I come from a family of artists: My grandmother was a watercolorist, my mother was a sculptor, my brother draws and my sister is a potter. I grew up around art, and the balance (or tension) that exists between creating for yourself simply because you love doing it, and creating to exhibit and sell.
I took painting and art history classes at San Diego Museum of Art and UCSD, then enrolled in Mesa College’s Museum Studies Program, where Alessandra Moctezuma teaches theory and practice of curation. I discovered that I loved curating and it drew on skills I’d learned in previous careers.
Why did you pick a San Diego-specific curatorial framework?
San Diego grapples with its identity. We are preoccupied with what we’re not or what we don’t have. Lucia Sanroman recognized this in “Here Not There” at MCASD last year. Speaking on a panel at Art San Diego 2010, she said, “A place defined by what it is not is constantly slipping towards ambiguity.” That stuck with me and it seemed logical to start the first curated series of ArtLabs by asking people to state what San Diego is.
What have been the moments so far that make you think this thing is special?
The first was when I was reviewing the proposals and seeing commonalities. I saw a “San Diego style” emerging. It has the same characteristics as our high-tech economy: small, smart, adaptable, and entrepreneurial.
Our style is also binary, with little middle ground. San Diego has large institutions and small start-ups; a rich history of conceptualism and an embarrassing love of pictures with whales; the refinement of La Jolla and the scrappy energy of East Village/North Park/Barrio Logan. It was exciting to see this dual nature reflected in the ArtLab concepts.
The projects took shape over the summer.

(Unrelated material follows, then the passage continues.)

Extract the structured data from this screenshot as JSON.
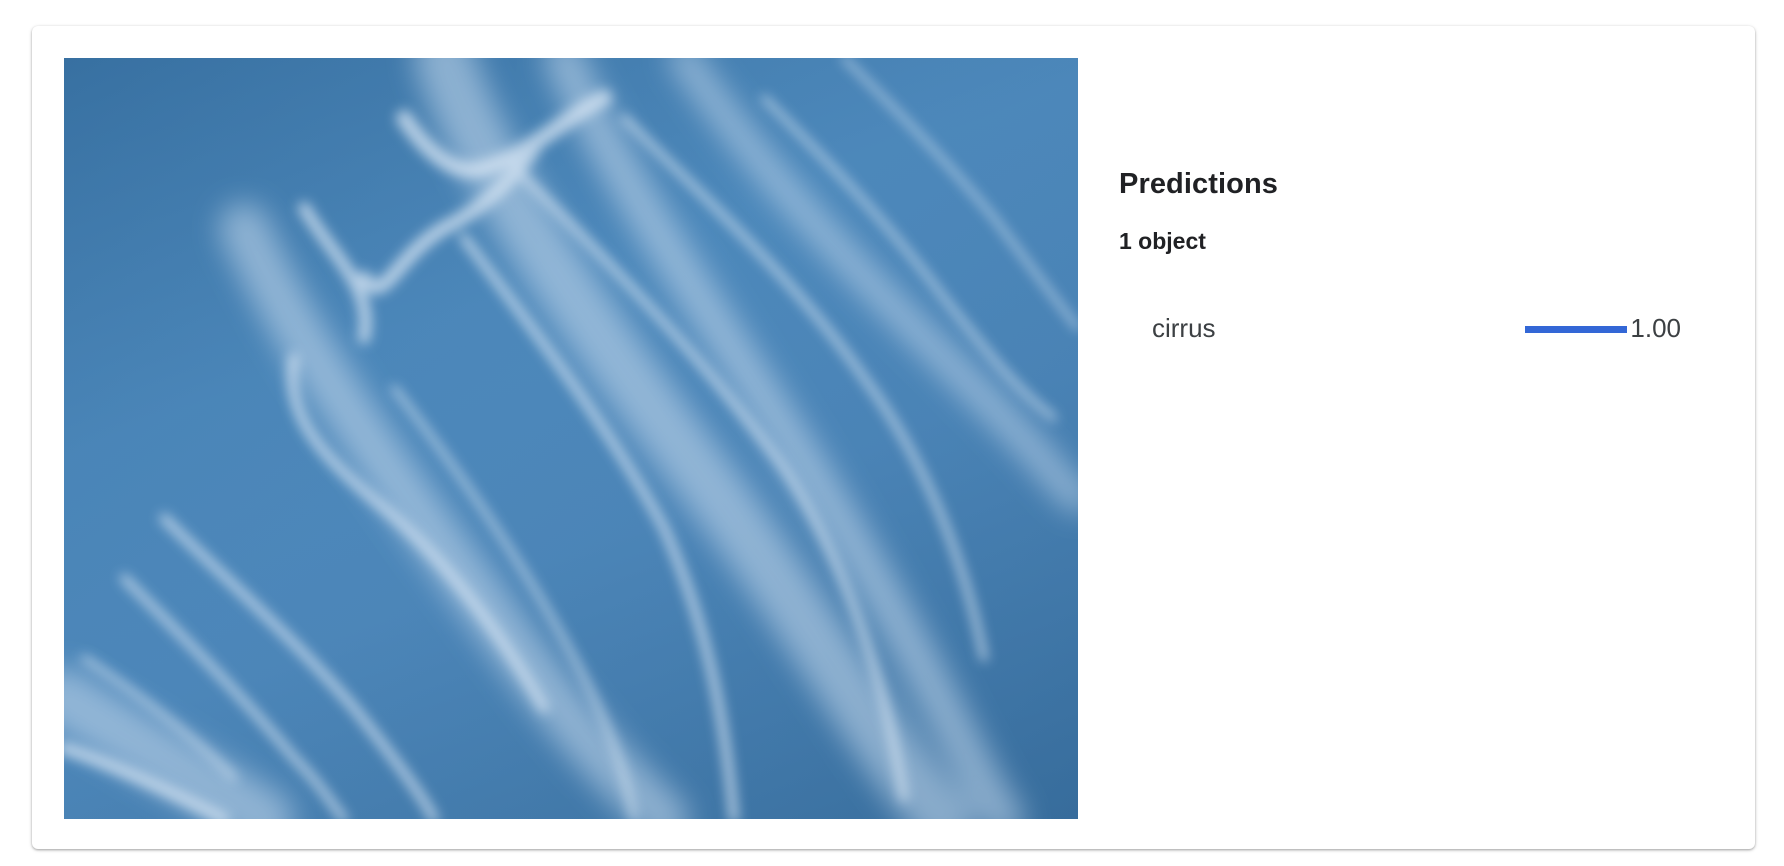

Artists recruited their friends, teachers, and mentors. They brought in people they wanted to work with and present to the Art San Diego audience. It’s become a postmodern, crowd-sourced, group-curated show with over 230 people involved.
Recently I went to a rehearsal for Adjacent Possible, Space4Art’s multimedia performance based on the work of Stuart Kauffman. Even late at night people were still energized, the dancers swaying and stretching and hopping around; the directors figuring out the choreography. I sat on the steps leading up to the live/work spaces, watching the performers against a backdrop of city lights. My phone buzzed with text messages. I was overwhelmed by the sense of teamwork and the effort and creativity the ArtLabs had sparked.
People are having fun with it. The Periscope Project took their retrofitted Predator Drone Box around town, pushing it across the railroad tracks to NASSCO / General Dynamics and hauling it up to General Atomics. That was priceless.
Alexander Jarman and Savannah Jarman are assembling 1,000 feet of found fabric into a picnic blanket to lay out on the Hilton Lawn for San Diego’s largest-ever picnic, inviting the public to have a discussion about our civic future while watching a giant puppet parade. Our city is thought to be conservative, but we have a wacky side, too.
The ArtLabs touched a nerve. We’re not Los Angeles or Portland or San Francisco — we are San Diego. We make art by any means necessary and our artists want respect. They want recognition and support from the public, media, collectors, gallerists, and local leaders. Sometimes that manifests as chronic discontent — but in the case of the ArtLabs, it coalesced into a citywide statement: “This is who we are.”
Susan Myrland is the ArtLabs curatorial director for the Art San Diego Contemporary Art Fair, happening Thursday through Sunday.